Similarly, business owners that are less busy should avoid shutting down and going on holiday early, but rather use the quiet period to review their business plans and adequately prepare for the months ahead.
Elize Giese, head of business investments at First National Bank (FNB), said that profits earned during the festive season can go a long way to help SMEs prepare for the tough and quieter periods in the beginning of the year.
“One of the challenges we are seeing in the SME sector is that many business owners are failing to maximise profits earned during the festive season by overlooking the vast saving options available to them,” Giese explained.
She said selecting the right investment and savings options largely depends on the nature of the business as well as its cash flow. For example, a business with unpredictable cash flow projections could be better suited for short term investments that provide for more liquidity and flexibility, should the business owner need to access the funds immediately.

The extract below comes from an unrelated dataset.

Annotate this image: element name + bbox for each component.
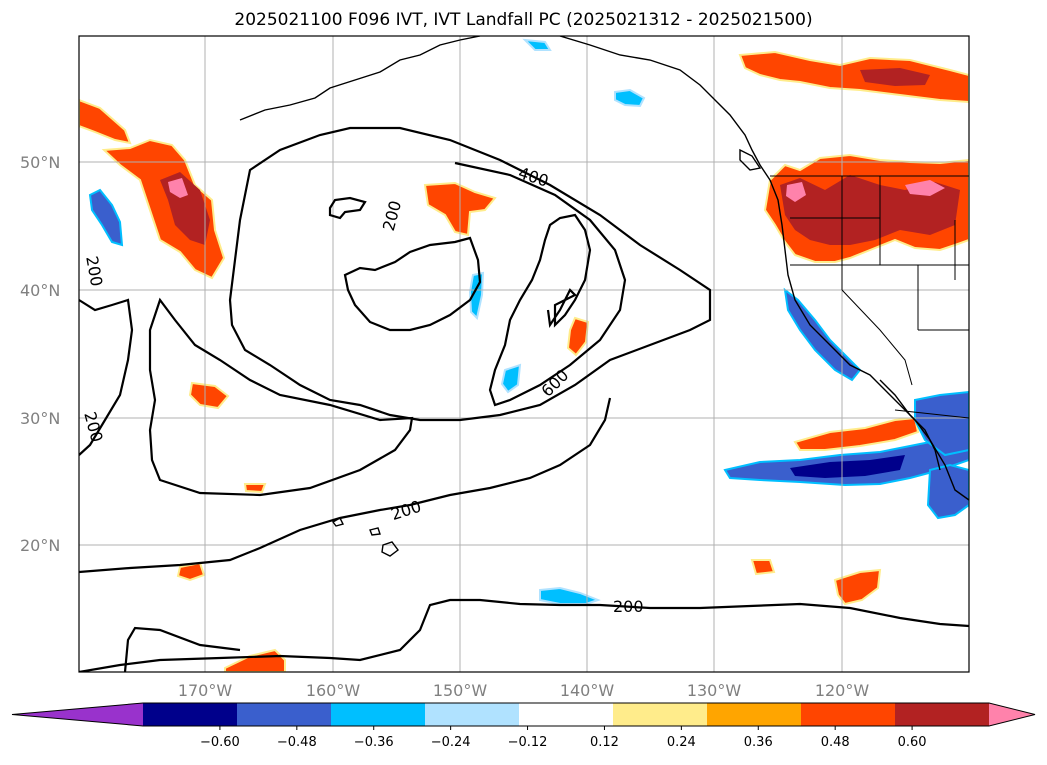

On the other hand, SMEs with a more stable cash flow should consider investing in longer term assets that provide for higher returns. Long term savings are essential to ensure the sustainability of businesses, especially in times of economic uncertainty.
Giese added that many small business owners often work 24 hours a day, seven days a week and hardly find the time to review their business operations.
For these SMEs, the festive season is the perfect time to track business performance, overall strategy, financial position, efficiencies and competitiveness, in order to identify problems and further take advantage of business opportunities.
Business owners should remember that a business plan is not cast in stone. It is a working document that should be reviewed from time to time as business conditions change.
“Before SMEs can take advantage and enjoy profits from festive season sales, it is important to start planning now to make sure they are adequately prepared to meet the needs of consumers that are ready to spend and spoil their friends and families,” said Giese.